Runs are ephemeral ("here's what's true right now"); the Tasks tab is the durable layer on top — a prioritized to-do list (src-tauri/src/tasks.rs, persisted in the tasks table) that monitors write to and you work through. Every task lands in a lane chosen by who has to act:
- Needs you (
user) — your judgment, credentials, or a real-world decision. - Claude can handle (
claude) — something Sentinel can do for you. If the task carries a concrete proposed action, the card shows Let Claude do it. - FYI (
fyi) — worth surfacing, no action required.
Each task also has a priority (high / normal / low) and a status (open → doing → done, or dismissed).
How monitors file them. Alongside memory, the agent adds a tasks array to its JSON reply (parse_written → store_written). Filing is directed, not optional: the protocol requires a matching task whenever a run surfaces something actionable — in particular, any alert status or recommended action must have a corresponding task — and only a clean, all-clear run leaves the array empty. A frequent monitor still doesn't flood the list: tasks are de-duplicated per monitor on title (upsert_task), so re-filing the same item refreshes it in place; a title that recurs after you've resolved it is treated as a genuine new task.
Let Claude do it. A claude-lane task may include an action (capability + integration_id + args) — the exact write the monitor would make. Approving it runs resolve_task_with_claude, which executes through the same grant-checked path the scheduler uses for an auto plan: the action must still match a grant on the monitor that filed it, or it's refused. This is "propose → you approve → Claude executes" — the safe middle ground between notify-only and full autonomy. Success marks the task done with the outcome; failure leaves it open with the error so you can retry or take it over.
You can also add, edit, dismiss, reopen and delete tasks by hand. Open task counts surface on the Dashboard and as a badge in the sidebar.
A run is no longer a dead end. Open any finished run in Activity and you'll find a Chat with this run thread: it reopens the exact Claude session that did the run (claude -p --resume <session_id>), so the agent still has the run's full live context, fetched data and verdict — for free — and answers conversationally.
Ask it "why did you flag this charge?" and it explains from what it saw. Tell it "draft the reply, keep it short" and it proposes the write. Each turn resumes the latest session in the thread (persisted in run_messages); a run that predates session capture falls back to replaying its stored exchange, so chat works everywhere (claude::chat_turn → commands::send_run_message).
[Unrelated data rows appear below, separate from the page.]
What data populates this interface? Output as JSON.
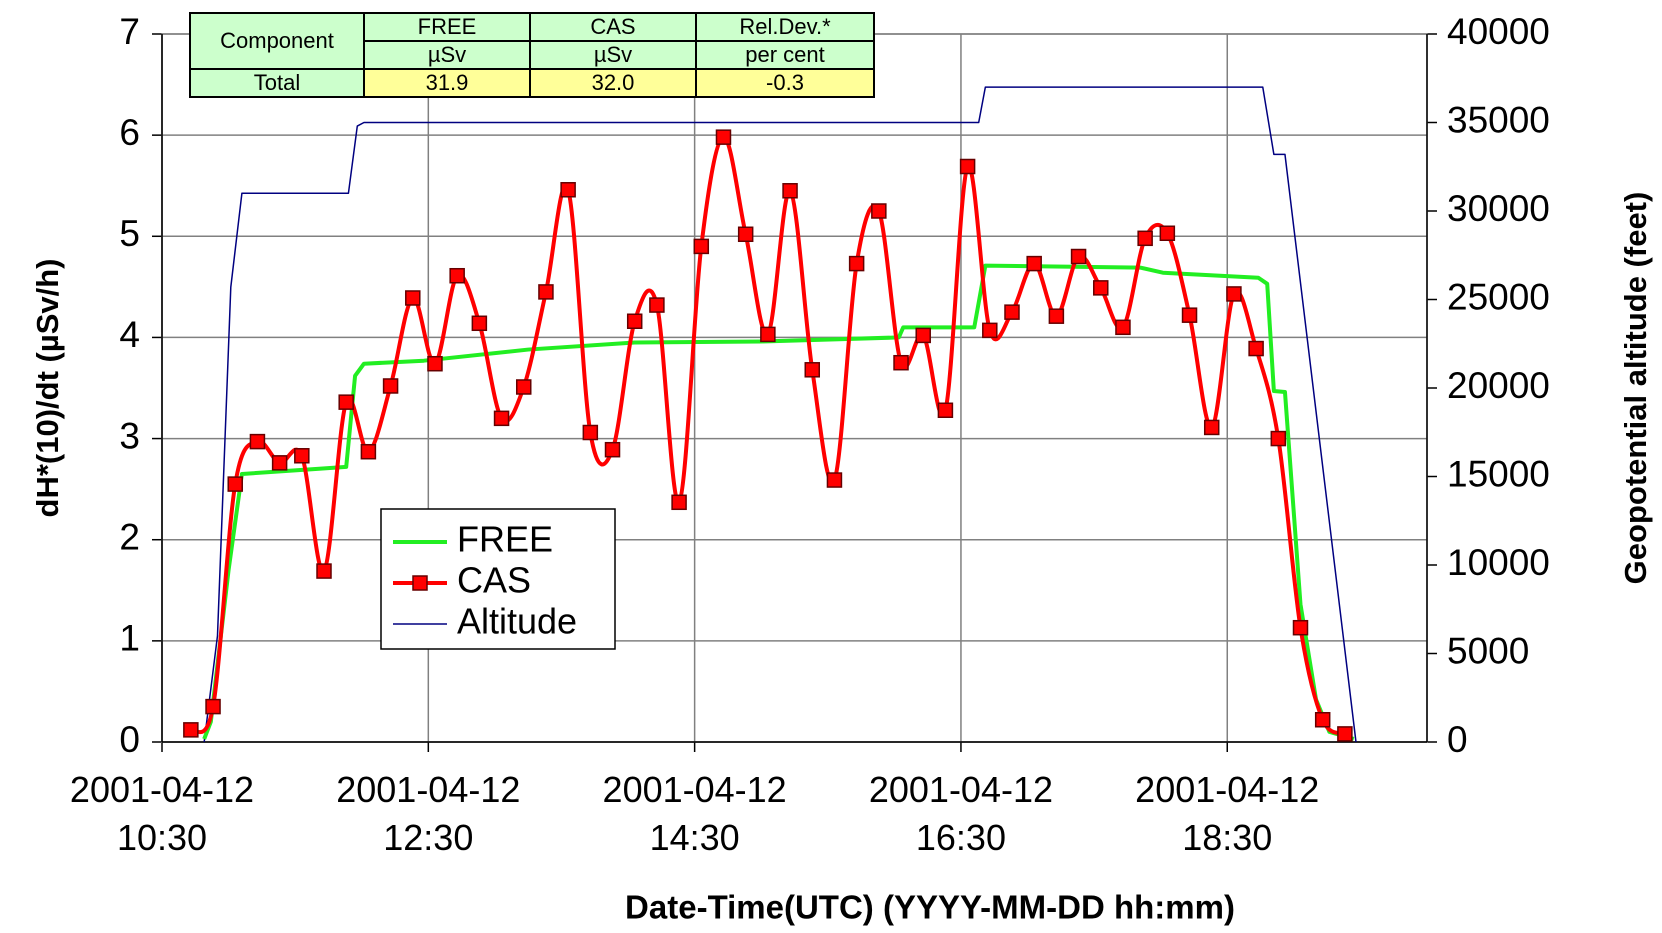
{
  "chart_data": {
    "type": "line",
    "xlabel": "Date-Time(UTC) (YYYY-MM-DD hh:mm)",
    "ylabel": "dH*(10)/dt (µSv/h)",
    "y2label": "Geopotential altitude (feet)",
    "xlim": [
      "2001-04-12T10:30",
      "2001-04-12T20:00"
    ],
    "xticks": [
      {
        "value": "2001-04-12T10:30",
        "label": "2001-04-12 10:30"
      },
      {
        "value": "2001-04-12T12:30",
        "label": "2001-04-12 12:30"
      },
      {
        "value": "2001-04-12T14:30",
        "label": "2001-04-12 14:30"
      },
      {
        "value": "2001-04-12T16:30",
        "label": "2001-04-12 16:30"
      },
      {
        "value": "2001-04-12T18:30",
        "label": "2001-04-12 18:30"
      }
    ],
    "ylim": [
      0,
      7
    ],
    "yticks": [
      0,
      1,
      2,
      3,
      4,
      5,
      6,
      7
    ],
    "y2lim": [
      0,
      40000
    ],
    "y2ticks": [
      0,
      5000,
      10000,
      15000,
      20000,
      25000,
      30000,
      35000,
      40000
    ],
    "grid": true,
    "series": [
      {
        "name": "FREE",
        "color": "#22ee22",
        "x": [
          "2001-04-12T10:49",
          "2001-04-12T10:52",
          "2001-04-12T11:00",
          "2001-04-12T11:06",
          "2001-04-12T11:40",
          "2001-04-12T11:53",
          "2001-04-12T11:57",
          "2001-04-12T12:01",
          "2001-04-12T12:28",
          "2001-04-12T13:15",
          "2001-04-12T14:03",
          "2001-04-12T15:00",
          "2001-04-12T16:02",
          "2001-04-12T16:04",
          "2001-04-12T16:36",
          "2001-04-12T16:41",
          "2001-04-12T17:51",
          "2001-04-12T18:01",
          "2001-04-12T18:44",
          "2001-04-12T18:48",
          "2001-04-12T18:51",
          "2001-04-12T18:56",
          "2001-04-12T19:03",
          "2001-04-12T19:10",
          "2001-04-12T19:16",
          "2001-04-12T19:27"
        ],
        "values": [
          0.03,
          0.2,
          1.7,
          2.65,
          2.7,
          2.72,
          3.62,
          3.74,
          3.77,
          3.88,
          3.95,
          3.96,
          4.0,
          4.1,
          4.1,
          4.71,
          4.69,
          4.64,
          4.59,
          4.53,
          3.47,
          3.46,
          1.36,
          0.42,
          0.1,
          0.03
        ]
      },
      {
        "name": "CAS",
        "color": "#ff0000",
        "x": [
          "2001-04-12T10:43",
          "2001-04-12T10:53",
          "2001-04-12T11:03",
          "2001-04-12T11:13",
          "2001-04-12T11:23",
          "2001-04-12T11:33",
          "2001-04-12T11:43",
          "2001-04-12T11:53",
          "2001-04-12T12:03",
          "2001-04-12T12:13",
          "2001-04-12T12:23",
          "2001-04-12T12:33",
          "2001-04-12T12:43",
          "2001-04-12T12:53",
          "2001-04-12T13:03",
          "2001-04-12T13:13",
          "2001-04-12T13:23",
          "2001-04-12T13:33",
          "2001-04-12T13:43",
          "2001-04-12T13:53",
          "2001-04-12T14:03",
          "2001-04-12T14:13",
          "2001-04-12T14:23",
          "2001-04-12T14:33",
          "2001-04-12T14:43",
          "2001-04-12T14:53",
          "2001-04-12T15:03",
          "2001-04-12T15:13",
          "2001-04-12T15:23",
          "2001-04-12T15:33",
          "2001-04-12T15:43",
          "2001-04-12T15:53",
          "2001-04-12T16:03",
          "2001-04-12T16:13",
          "2001-04-12T16:23",
          "2001-04-12T16:33",
          "2001-04-12T16:43",
          "2001-04-12T16:53",
          "2001-04-12T17:03",
          "2001-04-12T17:13",
          "2001-04-12T17:23",
          "2001-04-12T17:33",
          "2001-04-12T17:43",
          "2001-04-12T17:53",
          "2001-04-12T18:03",
          "2001-04-12T18:13",
          "2001-04-12T18:23",
          "2001-04-12T18:33",
          "2001-04-12T18:43",
          "2001-04-12T18:53",
          "2001-04-12T19:03",
          "2001-04-12T19:13",
          "2001-04-12T19:23"
        ],
        "values": [
          0.12,
          0.35,
          2.55,
          2.97,
          2.76,
          2.83,
          1.69,
          3.36,
          2.87,
          3.52,
          4.39,
          3.74,
          4.61,
          4.14,
          3.2,
          3.51,
          4.45,
          5.46,
          3.06,
          2.89,
          4.16,
          4.32,
          2.37,
          4.9,
          5.98,
          5.02,
          4.03,
          5.45,
          3.68,
          2.59,
          4.73,
          5.25,
          3.75,
          4.02,
          3.28,
          5.69,
          4.07,
          4.25,
          4.73,
          4.21,
          4.8,
          4.49,
          4.1,
          4.98,
          5.03,
          4.22,
          3.11,
          4.43,
          3.89,
          3.0,
          1.13,
          0.22,
          0.08
        ]
      },
      {
        "name": "Altitude",
        "color": "#000080",
        "axis": "y2",
        "x": [
          "2001-04-12T10:49",
          "2001-04-12T10:55",
          "2001-04-12T11:01",
          "2001-04-12T11:06",
          "2001-04-12T11:54",
          "2001-04-12T11:58",
          "2001-04-12T12:01",
          "2001-04-12T13:15",
          "2001-04-12T16:38",
          "2001-04-12T16:41",
          "2001-04-12T18:46",
          "2001-04-12T18:51",
          "2001-04-12T18:56",
          "2001-04-12T19:28"
        ],
        "values": [
          0,
          6000,
          25700,
          31000,
          31000,
          34800,
          35000,
          35000,
          35000,
          37000,
          37000,
          33200,
          33200,
          0
        ]
      }
    ]
  },
  "table": {
    "header": [
      [
        "Component",
        "FREE",
        "CAS",
        "Rel.Dev.*"
      ],
      [
        "µSv",
        "µSv",
        "per cent"
      ]
    ],
    "rows": [
      [
        "Total",
        "31.9",
        "32.0",
        "-0.3"
      ]
    ]
  }
}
The agent can only propose actions — never fire them. Anything it wants to do appears as an approval card below the thread (and in the Approvals tab), showing the exact capability and arguments. Same model, end to end: a chat-proposed action is queued as a pending_action and, when you approve it, runs through the same grant-checked path the scheduler uses for an auto plan — re-authorized against the source monitor's current grants at approve time, so a conversation can never exceed the powers the monitor was granted. Tweak the draft before approving, or reject it outright.
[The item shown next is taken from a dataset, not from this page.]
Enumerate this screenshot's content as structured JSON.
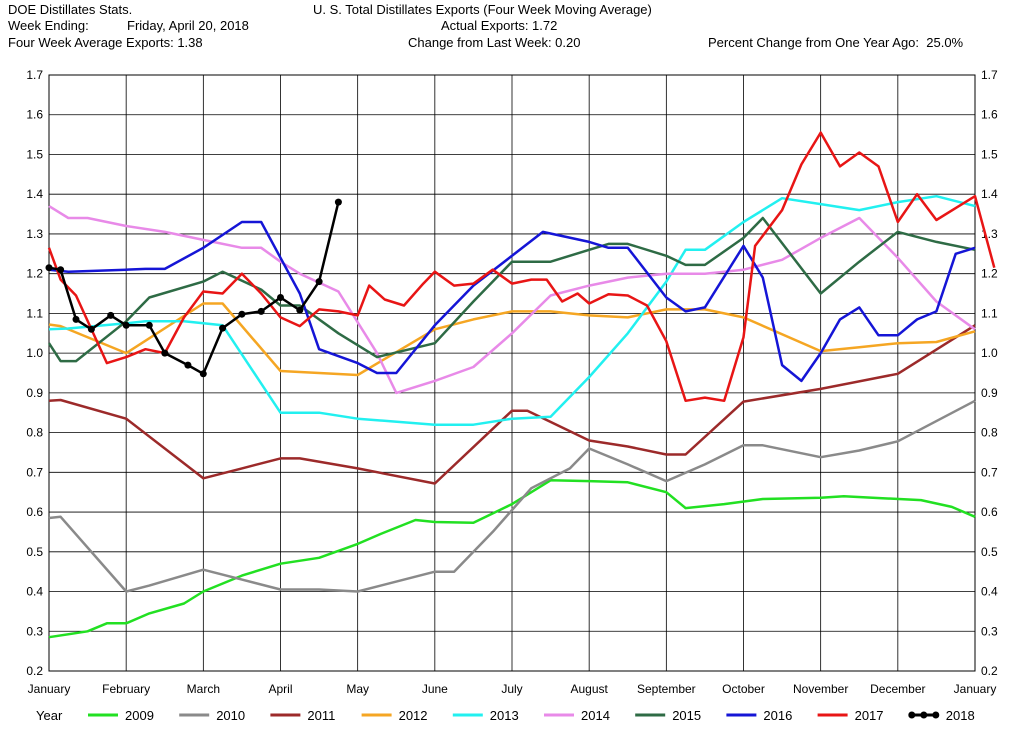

The Approvals tab is the queue of every write your agents have proposed and not yet run — the trust surface that lets you keep agents on a short leash while still moving fast. Each card carries a one-line preview, the precise arguments, and the monitor it came from; approve, edit the arguments first, or reject. Nothing in the queue has executed. Approving runs the action immediately and records the outcome both on the card and as a note back in the originating run's chat. The pending count shows on the Dashboard and as a sidebar badge (pending_actions table; approve_action / reject_action / update_action_args).